In the U.S., one out of every 10 Americans suffers from some level of depression, according to the Centers for Disease Control and Prevention. If you’re one of the millions of Americans who suffer from depression, you need to take an active role in your treatment in order to overcome the condition. When it comes to treating depression you’re not just a patient, but part of a two person team with your therapist working towards a common goal.
Of course with depression, you might not feel up to taking an active role in much of anything. You may even begin to develop doubts about whether treatment will ever help to improve your condition. However, no matter how defeated you may feel, you need to continue to push yourself towards getting better. Depression can cause you to feel powerless, but by taking control of your treatment, you can help yourself feel in control once again.
Here are some tips on how to regain control.
Don’t Give Up
When seeking treatment for depression, you need to keep in mind that treatment won’t improve your condition overnight. It can take between four and six weeks before antidepressants take effect, and you may need to try several different types before you find one that works for you. It’s important that you remain patient during the early stages of treatment, and give both therapy and antidepressants a chance to make a difference. When a patient suffering from depression receives the proper medication at the right dosage, and continues to take the medication as directed, treatment succeeds 70 percent of the time.
Take Your Medication as Directed
In order for antidepressants to have a positive effect helping you deal with depression, you need to buildup the medication in your system. This is why it can take several weeks before you start noticing a difference when taking antidepressants. The best way to ensure the medication works as expected is to take your pills at the same time everyday. If you make taking your antidepressants a regular habit like brushing your teeth or eating breakfast, you can help ensure that you don’t miss any dosages, which could delay the drug taking effect.
Never Stop Taking Your Medication Without Doctor Approval
If you decide to stop taking your medication overnight, you could suffer serious side effects. If for some reason you need to stop taking your antidepressants, talk with your doctor, who may decide to slowly reduce your dose. Many people suffering from depression mistakenly believe they can stop taking their medication once they begin to feel better. However, by no longer taking your the medication, you may cause your depression to return.
Change Your Lifestyle
There are a number of lifestyle changes you can make that will help to supplement your treatment for depression. Changing your diet to include more fruits and vegetables, while eating less sugar and fat, avoiding the use of alcohol, and getting plenty of rest can all make a major difference when trying to fight depression. Studies have also shown that regular exercise can make a positive difference dealing with the symptoms of depression.
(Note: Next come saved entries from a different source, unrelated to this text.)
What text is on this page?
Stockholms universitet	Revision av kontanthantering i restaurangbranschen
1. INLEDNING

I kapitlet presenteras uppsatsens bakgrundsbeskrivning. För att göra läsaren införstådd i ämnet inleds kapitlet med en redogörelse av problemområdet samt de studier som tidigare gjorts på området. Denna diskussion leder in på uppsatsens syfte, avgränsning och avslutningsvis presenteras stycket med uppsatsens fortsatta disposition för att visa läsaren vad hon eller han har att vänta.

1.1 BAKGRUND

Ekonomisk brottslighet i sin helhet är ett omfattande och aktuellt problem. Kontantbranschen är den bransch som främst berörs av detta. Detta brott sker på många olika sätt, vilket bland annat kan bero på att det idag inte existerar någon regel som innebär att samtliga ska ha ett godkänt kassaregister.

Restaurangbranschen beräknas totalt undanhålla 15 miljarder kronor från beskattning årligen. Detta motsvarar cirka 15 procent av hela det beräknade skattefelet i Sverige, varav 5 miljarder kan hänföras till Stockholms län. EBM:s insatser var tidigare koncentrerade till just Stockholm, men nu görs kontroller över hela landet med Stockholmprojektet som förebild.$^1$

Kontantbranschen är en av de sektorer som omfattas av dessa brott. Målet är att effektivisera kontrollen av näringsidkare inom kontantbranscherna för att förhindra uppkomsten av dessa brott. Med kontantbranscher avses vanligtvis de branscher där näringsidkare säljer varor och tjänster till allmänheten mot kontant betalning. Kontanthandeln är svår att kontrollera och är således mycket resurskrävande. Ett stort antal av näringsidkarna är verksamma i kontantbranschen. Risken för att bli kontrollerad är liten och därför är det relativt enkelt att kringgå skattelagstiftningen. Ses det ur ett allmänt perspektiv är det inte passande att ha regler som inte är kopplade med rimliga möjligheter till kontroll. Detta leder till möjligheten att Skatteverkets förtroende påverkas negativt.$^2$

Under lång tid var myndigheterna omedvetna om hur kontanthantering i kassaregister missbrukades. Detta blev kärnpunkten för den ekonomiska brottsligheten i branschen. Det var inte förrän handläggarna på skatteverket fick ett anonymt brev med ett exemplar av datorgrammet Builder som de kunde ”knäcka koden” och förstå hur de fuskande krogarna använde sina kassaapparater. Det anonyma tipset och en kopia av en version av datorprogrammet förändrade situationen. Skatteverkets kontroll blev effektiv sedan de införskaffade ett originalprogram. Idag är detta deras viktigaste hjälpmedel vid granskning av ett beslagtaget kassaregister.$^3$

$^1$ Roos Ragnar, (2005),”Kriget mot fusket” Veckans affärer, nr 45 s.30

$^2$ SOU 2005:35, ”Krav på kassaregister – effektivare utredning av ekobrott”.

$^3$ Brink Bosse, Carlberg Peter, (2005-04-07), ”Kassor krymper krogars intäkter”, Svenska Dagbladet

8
Dealing with depression can take a lot of energy and leave you with little left to handle the stress of day-to-day life. To help you reduce stress, ask friends and family for assistance dealing with stressors in your daily life, such as errands or housework. If you feel stressed at work, talk with your employer to determine if you can scale back some of your responsibilities.
Be Open During Therapy
While it can be difficult to open up during therapy, concealing how you feel or not telling the truth will only make the process less effective. If you don’t care for or have doubts about your therapist’s technique or approach, make sure to vocalize your concerns. Remember, your therapist’s primary goal is to help you get better, and he or she will want to hear your thoughts about the treatment process. By being open and honest, the two of you can work towards a more effective treatment solution.
Be Open to New Ideas
When discussing therapy approaches, you need to keep an open mind to what your therapist suggests even if it sound strange or different. Your therapist may also push you to do things that feel uncomfortable or awkward. You need to try and stay open to these ideas, and give new approaches a chance to work. You may find them more beneficial than you initially thought.